Interpretation and reasoning: The Court found that the agreements recorded the "essence" of the arrangement as carrying out specific activities (such as stripping/sorting/packing etc.) at mutually agreed rates, and did not specify any obligation to supply a particular number of workers or manpower. The Court further relied on the invoices and their enclosures, which showed billing based on quantum of work (different work items with different rates), not on number of persons, man-hours, or manpower deployed. The Court also noted that the workers were to function under the control/supervision of the contractors (or their supervisors), supporting that what was undertaken was job execution rather than manpower being placed at the recipient's disposal.

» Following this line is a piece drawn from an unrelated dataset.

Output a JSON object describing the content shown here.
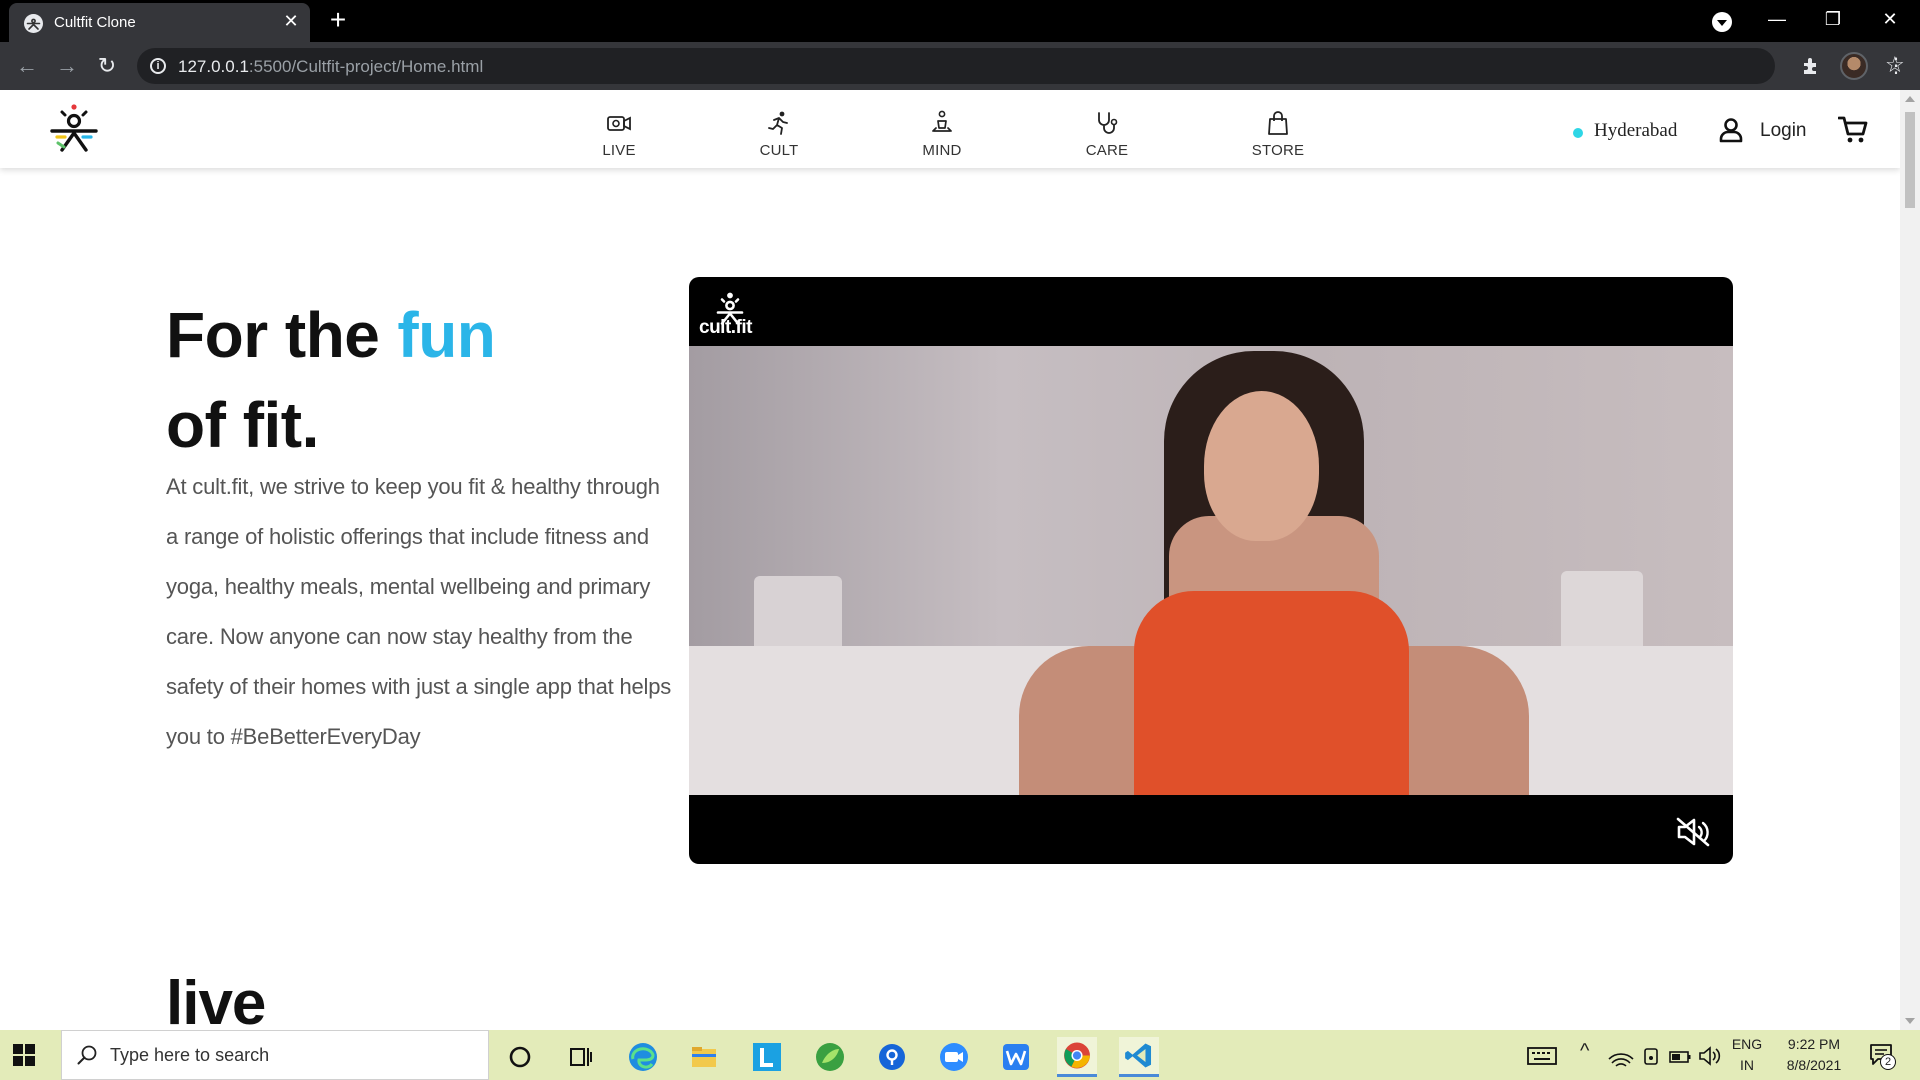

On these documents, the Court held there was no basis to "assume" manpower supply merely because labour was used to perform the work in the recipient's premises with recipient-provided materials and support.
Conclusion: The Court conclusively held that the arrangement was for job work / execution of specified work and did not fall under "manpower supply service / manpower recruitment or supply agency service". Accordingly, the demand raised by classifying the activity as manpower supply was unsustainable.
Issue (ii): Reverse charge liability of the recipient under "manpower supply service"
Legal framework (as discussed by the Court): The Court proceeded on the premise that reverse charge liability could arise only if the service received was correctly classifiable as manpower supply.
Interpretation and reasoning: Having determined from the contracts and invoices that the service was not manpower supply, the Court held that the precondition for fastening reverse charge liability under that category failed. The Court rejected the department's approach of treating the arrangement as manpower supply by presumption, when documentary evidence established job work with work-quantity-based consideration and without manpower-number commitments.
Conclusion: Since the service was not manpower supply, the recipient was not liable to pay service tax on reverse charge basis under that head. The impugned demand and order were therefore set aside and the appeal was allowed with consequential relief in accordance with law.